Motor Konferensi Asia-Afrika
Di samping itu, suami Titi Roelia itu dikenal sebagai “sutradara” Konferensi Asia Afrika (KAA) pada 1955 di Bandung, Jawa Barat. Bermula dari Konferensi Kolombo pada Mei 1954, Ali sebagai Perdana Menteri (PM) Indonesia berbicara di hadapan lima PM negara lain, yaitu India, Burma (Myanmar), Pakistan, dan Sri Lanka. Dalam satu pidatonya, Ali mengajukan sebuah pertanyaan retoris: “Di mana sekarang kita berdiri, bangsa Asia sedang berada di tengah-tengah persaingan dunia?”
Pertanyaan itu lantas dijawab sendiri oleh Ali. Ia mengatakan, Asia sekarang berada di persimpangan jalan sejarah umat manusia. Indonesia karena itu, kata Ali, menganjurkan agar membuat pertemuan yang lebih luas antara negara-negara Asia dan Afrika. Apalagi, masalah yang dihadapi berbagai negara yang hadir pada waktu Konferensi Kolombo juga dihadapi negara-negara lain di Asia dan Afrika.

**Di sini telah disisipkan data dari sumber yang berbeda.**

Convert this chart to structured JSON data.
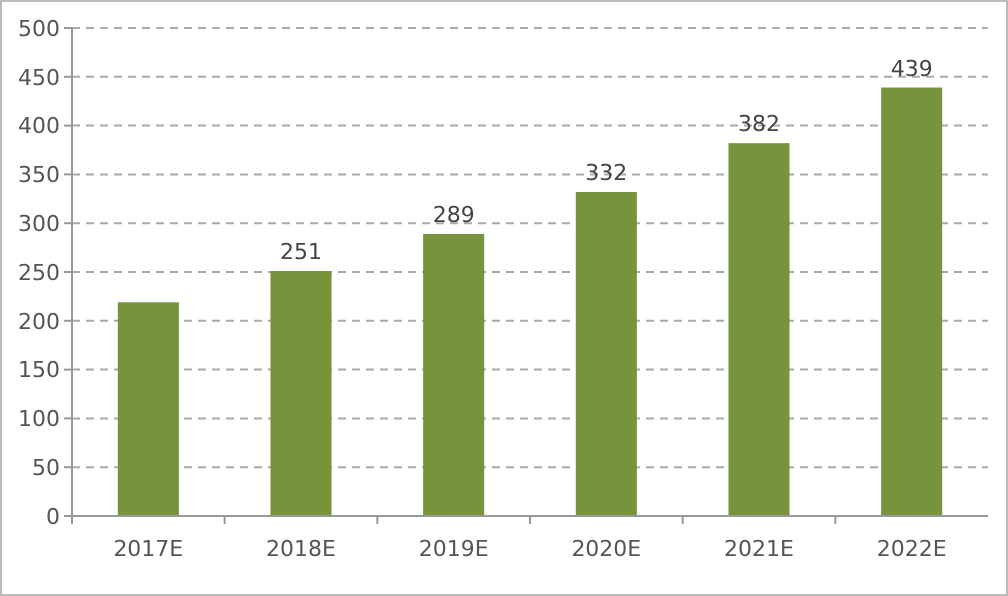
{
  "chart_data": {
    "type": "bar",
    "categories": [
      "2017E",
      "2018E",
      "2019E",
      "2020E",
      "2021E",
      "2022E"
    ],
    "values": [
      219,
      251,
      289,
      332,
      382,
      439
    ],
    "value_labels": [
      null,
      "251",
      "289",
      "332",
      "382",
      "439"
    ],
    "color": "#77933c",
    "ylim": [
      0,
      500
    ],
    "yticks": [
      0,
      50,
      100,
      150,
      200,
      250,
      300,
      350,
      400,
      450,
      500
    ],
    "grid": "y"
  }
}
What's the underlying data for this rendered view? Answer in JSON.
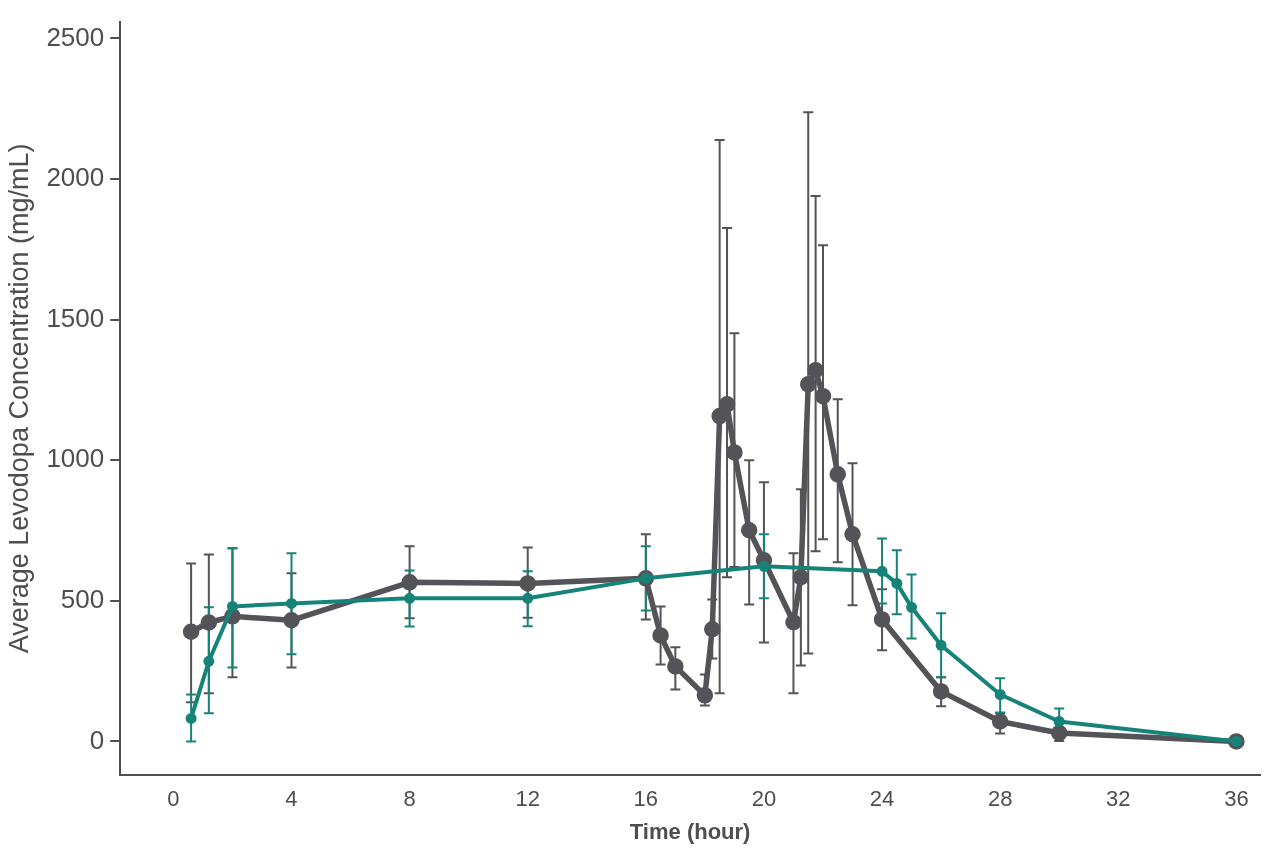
{
  "chart_data": {
    "type": "line",
    "xlabel": "Time (hour)",
    "ylabel": "Average Levodopa Concentration (mg/mL)",
    "xlim": [
      -1.8,
      36.8
    ],
    "xticks": [
      0,
      4,
      8,
      12,
      16,
      20,
      24,
      28,
      32,
      36
    ],
    "ylim": [
      -120,
      2560
    ],
    "yticks": [
      0,
      500,
      1000,
      1500,
      2000,
      2500
    ],
    "grid": false,
    "legend": false,
    "marker": "circle",
    "line_style": "solid",
    "series": [
      {
        "color": "#535358",
        "x": [
          0.6,
          1.2,
          2,
          4,
          8,
          12,
          16,
          16.5,
          17,
          18,
          18.25,
          18.5,
          18.75,
          19,
          19.5,
          20,
          21,
          21.25,
          21.5,
          21.75,
          22,
          22.5,
          23,
          24,
          26,
          28,
          30,
          36
        ],
        "values": [
          390,
          423,
          445,
          431,
          566,
          562,
          580,
          377,
          267,
          164,
          399,
          1157,
          1199,
          1028,
          751,
          644,
          424,
          584,
          1270,
          1320,
          1228,
          950,
          737,
          434,
          178,
          71,
          30,
          0
        ],
        "errors": [
          [
            139,
            633
          ],
          [
            171,
            665
          ],
          [
            228,
            687
          ],
          [
            263,
            598
          ],
          [
            438,
            694
          ],
          [
            440,
            690
          ],
          [
            434,
            737
          ],
          [
            274,
            480
          ],
          [
            185,
            335
          ],
          [
            128,
            238
          ],
          [
            295,
            505
          ],
          [
            171,
            2139
          ],
          [
            584,
            1826
          ],
          [
            620,
            1452
          ],
          [
            487,
            1000
          ],
          [
            352,
            922
          ],
          [
            171,
            669
          ],
          [
            270,
            897
          ],
          [
            313,
            2238
          ],
          [
            676,
            1940
          ],
          [
            719,
            1765
          ],
          [
            637,
            1217
          ],
          [
            484,
            989
          ],
          [
            324,
            541
          ],
          [
            125,
            228
          ],
          [
            28,
            100
          ],
          [
            2,
            46
          ],
          null
        ]
      },
      {
        "color": "#168378",
        "x": [
          0.6,
          1.2,
          2,
          4,
          8,
          12,
          16,
          20,
          24,
          24.5,
          25,
          26,
          28,
          30,
          36
        ],
        "values": [
          82,
          285,
          480,
          491,
          509,
          509,
          580,
          623,
          605,
          562,
          477,
          342,
          167,
          71,
          0
        ],
        "errors": [
          [
            0,
            167
          ],
          [
            100,
            477
          ],
          [
            263,
            687
          ],
          [
            310,
            669
          ],
          [
            409,
            608
          ],
          [
            410,
            605
          ],
          [
            466,
            694
          ],
          [
            509,
            737
          ],
          [
            491,
            722
          ],
          [
            452,
            680
          ],
          [
            366,
            594
          ],
          [
            228,
            456
          ],
          [
            103,
            225
          ],
          [
            71,
            117
          ],
          null
        ]
      }
    ]
  }
}
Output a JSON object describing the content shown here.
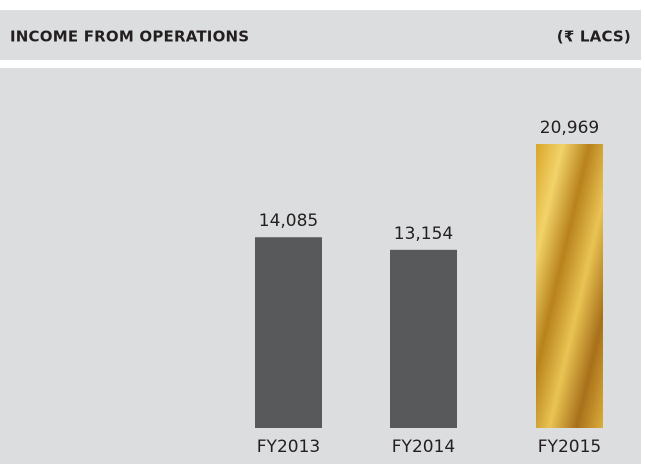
{
  "chart_data": {
    "type": "bar",
    "title": "INCOME FROM OPERATIONS",
    "unit_label": "(₹ LACS)",
    "categories": [
      "FY2013",
      "FY2014",
      "FY2015"
    ],
    "values": [
      14085,
      13154,
      20969
    ],
    "value_labels": [
      "14,085",
      "13,154",
      "20,969"
    ],
    "colors": [
      "#58595b",
      "#58595b",
      "gold"
    ]
  }
}
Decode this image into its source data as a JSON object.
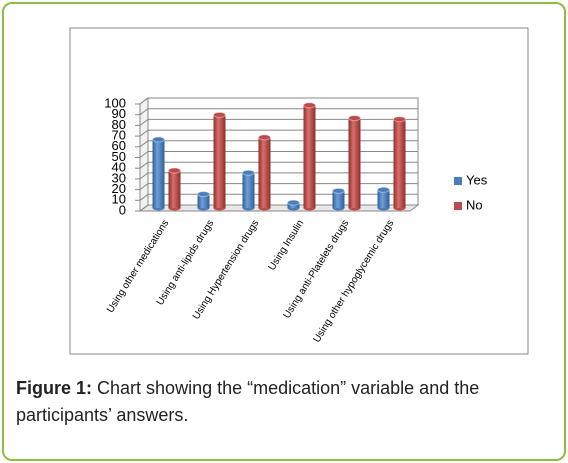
{
  "chart_data": {
    "type": "bar",
    "categories": [
      "Using other medications",
      "Using anti-lipids drugs",
      "Using Hypertension drugs",
      "Using Insulin",
      "Using anti-Platelets drugs",
      "Using other hypoglycemic drugs"
    ],
    "series": [
      {
        "name": "Yes",
        "color": "#4a7ebb",
        "values": [
          64,
          13,
          33,
          5,
          16,
          17
        ]
      },
      {
        "name": "No",
        "color": "#be4b48",
        "values": [
          35,
          87,
          66,
          96,
          84,
          83
        ]
      }
    ],
    "ylim": [
      0,
      100
    ],
    "yticks": [
      0,
      10,
      20,
      30,
      40,
      50,
      60,
      70,
      80,
      90,
      100
    ],
    "grid": true,
    "legend": "right"
  },
  "caption": {
    "label": "Figure 1:",
    "text": "Chart showing the “medication” variable and the participants’ answers."
  }
}
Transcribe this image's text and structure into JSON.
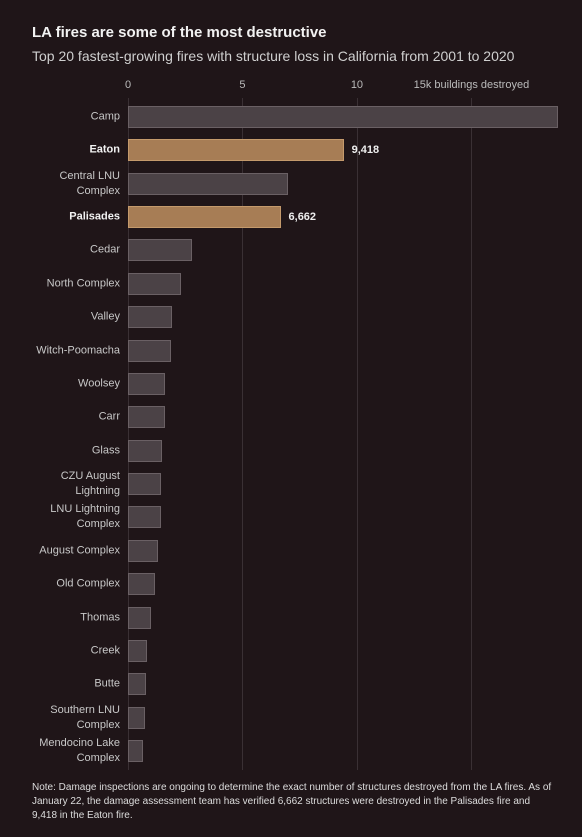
{
  "chart_data": {
    "type": "bar",
    "orientation": "horizontal",
    "title": "LA fires are some of the most destructive",
    "subtitle": "Top 20 fastest-growing fires with structure loss in California from 2001 to 2020",
    "categories": [
      "Camp",
      "Eaton",
      "Central LNU Complex",
      "Palisades",
      "Cedar",
      "North Complex",
      "Valley",
      "Witch-Poomacha",
      "Woolsey",
      "Carr",
      "Glass",
      "CZU August Lightning",
      "LNU Lightning Complex",
      "August Complex",
      "Old Complex",
      "Thomas",
      "Creek",
      "Butte",
      "Southern LNU Complex",
      "Mendocino Lake Complex"
    ],
    "values": [
      18.8,
      9.418,
      7.0,
      6.662,
      2.8,
      2.3,
      1.9,
      1.88,
      1.6,
      1.6,
      1.5,
      1.45,
      1.45,
      1.3,
      1.2,
      1.0,
      0.85,
      0.8,
      0.75,
      0.65
    ],
    "value_labels": [
      null,
      "9,418",
      null,
      "6,662",
      null,
      null,
      null,
      null,
      null,
      null,
      null,
      null,
      null,
      null,
      null,
      null,
      null,
      null,
      null,
      null
    ],
    "color": "#4b4246",
    "highlight_color": "#a77d55",
    "colors": [
      "#4b4246",
      "#a77d55",
      "#4b4246",
      "#a77d55",
      "#4b4246",
      "#4b4246",
      "#4b4246",
      "#4b4246",
      "#4b4246",
      "#4b4246",
      "#4b4246",
      "#4b4246",
      "#4b4246",
      "#4b4246",
      "#4b4246",
      "#4b4246",
      "#4b4246",
      "#4b4246",
      "#4b4246",
      "#4b4246"
    ],
    "xlim": [
      0,
      19
    ],
    "xticks": [
      0,
      5,
      10,
      {
        "value": 15,
        "label": "15k buildings destroyed"
      }
    ],
    "grid": true,
    "note": "Note: Damage inspections are ongoing to determine the exact number of structures destroyed from the LA fires. As of January 22, the damage assessment team has verified 6,662 structures were destroyed in the Palisades fire and 9,418 in the Eaton fire."
  }
}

Konferensi itu merupakan jejak gemilang diplomasi Ali di tingkat internasional. Terlebih, ia sendiri mencoba meyakinkan negara-negara seperti Burma, India, Pakistan, dan Sri Lanka.
Awalnya, keempat PM negara-negara yang hadir di Konferensi Kolombo itu sangsi akan gagasan Ali. Mereka mustahil mempertemukan negara-negara bekas jajahan dari dua benua.
Ali tak patah arang. Ia dengan gigih melobi keempat PM negara-negara tersebut. Dan karena itu, usulan Ali masuk menjadi kesepakatan konferensi walau menjadi keputusan yang paling akhir serta tidak dianggap serius.
Bersama dengan Menteri Luar Negeri Soenario, Ali rajin melobi satu demi satu negara yang ingin diundang dalam KAA. Sebagian besar menyambut baik usulan Ali.
Setelah lobi sana-sini, Ali kembali mengumpulkan lima pemimpin sebelumnya di Konferensi Kolombo pada Desember 1954. Meski sempat terjadi perdebatan, Ali lagi-lagi mampu meyakinkan para pemimpin tersebut untuk menyelenggarakan KAA. Mereka lalu sepakat mengundang 25 negara dan menetapkan waktu KAA. Begitulah sekilas kerja keras Ali sebagai PM untuk menyelenggarakan KAA 1955.